1. Line 80 and 82: "Therefore" appears two times.

R: corrected

1. Line 91 and later: no explanation of statistcical terms, e.g. CI.

1. we added an explanation of the OR and CI abbreviations

1. Line 98: the Authors refer to the Supplementary Table, I was unable to find such table on the webpage. Maybe the Authors would consider to put the table in the main body?

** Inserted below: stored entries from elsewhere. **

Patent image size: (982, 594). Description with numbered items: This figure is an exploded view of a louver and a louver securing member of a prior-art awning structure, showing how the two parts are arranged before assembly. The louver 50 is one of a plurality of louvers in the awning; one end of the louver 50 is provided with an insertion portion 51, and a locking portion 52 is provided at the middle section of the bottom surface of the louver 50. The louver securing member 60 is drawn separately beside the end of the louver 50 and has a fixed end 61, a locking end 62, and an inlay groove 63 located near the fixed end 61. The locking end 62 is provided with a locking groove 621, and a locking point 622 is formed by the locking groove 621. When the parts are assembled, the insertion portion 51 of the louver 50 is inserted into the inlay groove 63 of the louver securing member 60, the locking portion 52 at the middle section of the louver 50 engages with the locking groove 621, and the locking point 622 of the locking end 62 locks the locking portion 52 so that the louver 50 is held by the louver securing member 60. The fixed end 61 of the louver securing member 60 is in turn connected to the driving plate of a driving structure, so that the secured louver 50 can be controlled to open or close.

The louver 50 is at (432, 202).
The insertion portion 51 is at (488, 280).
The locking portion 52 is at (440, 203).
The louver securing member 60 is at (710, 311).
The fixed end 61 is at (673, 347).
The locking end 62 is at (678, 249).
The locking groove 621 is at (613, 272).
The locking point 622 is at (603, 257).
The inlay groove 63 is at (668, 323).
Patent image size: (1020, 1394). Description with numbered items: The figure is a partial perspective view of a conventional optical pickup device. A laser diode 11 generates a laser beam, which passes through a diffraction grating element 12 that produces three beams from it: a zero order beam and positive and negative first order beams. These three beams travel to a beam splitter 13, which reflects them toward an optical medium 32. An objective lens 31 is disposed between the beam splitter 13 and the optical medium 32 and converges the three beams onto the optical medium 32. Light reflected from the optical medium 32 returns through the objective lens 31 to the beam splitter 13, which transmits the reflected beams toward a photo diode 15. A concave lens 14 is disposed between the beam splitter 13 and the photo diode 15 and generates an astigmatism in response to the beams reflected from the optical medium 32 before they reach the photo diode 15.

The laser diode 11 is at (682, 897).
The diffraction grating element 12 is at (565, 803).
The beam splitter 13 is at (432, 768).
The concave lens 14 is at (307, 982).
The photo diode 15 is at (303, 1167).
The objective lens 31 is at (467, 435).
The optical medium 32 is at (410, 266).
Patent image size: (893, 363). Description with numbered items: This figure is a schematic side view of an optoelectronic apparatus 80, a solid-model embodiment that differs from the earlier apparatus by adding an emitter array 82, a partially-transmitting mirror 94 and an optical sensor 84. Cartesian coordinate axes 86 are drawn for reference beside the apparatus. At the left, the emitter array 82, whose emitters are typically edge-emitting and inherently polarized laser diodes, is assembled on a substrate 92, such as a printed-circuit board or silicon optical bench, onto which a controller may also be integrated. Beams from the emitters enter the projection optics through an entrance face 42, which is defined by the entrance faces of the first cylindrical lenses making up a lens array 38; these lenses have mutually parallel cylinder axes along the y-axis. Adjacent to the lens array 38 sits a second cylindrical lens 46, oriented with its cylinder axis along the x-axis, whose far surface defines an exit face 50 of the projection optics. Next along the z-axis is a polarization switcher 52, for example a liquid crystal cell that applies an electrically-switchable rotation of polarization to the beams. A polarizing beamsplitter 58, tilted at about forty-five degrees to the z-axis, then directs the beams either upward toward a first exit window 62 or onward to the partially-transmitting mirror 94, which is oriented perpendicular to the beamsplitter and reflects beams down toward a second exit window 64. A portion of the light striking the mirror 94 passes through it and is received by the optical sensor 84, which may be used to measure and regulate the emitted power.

R: added, we apologize for the omission

1. Line 162: "trans-organ similarity" is not the best term. Please re-write.

R: we removed that term

Round 2

Reviewer 2 Report

This reviewer appreciates the authors' response to my initial review. However, I still have a concern remaining regarding their overall conclusions about the study. The authors still claim in the abstract that “The results suggested the anti-inflammatory changes in glycans in the early-stage drusen, exhibited breakdown of immune regulation in unilateral disease, and a substantial increase in the pro-inflammatory mechanisms in the bilateral disease occurrence”. I believe this is an over-interpretation of their data from a study that only investigates glycan levels, but does not assess the role of these glycan changes in the immune response in AMD. This line should not be so definitively stated in the abstract, but rather left to a hypothetical discussion in the discussion section.

Author Response

Dear reviewer, thank you very much for the comment. We tried to downplay this by saying suggest vs. exhibited, but we see now that your comment is justified. We have therefore further relaxed the sentence, which now states: 

We detected several interesting differences across the analysed groups, suggesting that N-glycans can be used as biomarker for AMD. 

We have also slightly downplayed this in the limitations section, to further stress out the principal and exploratory nature of this study.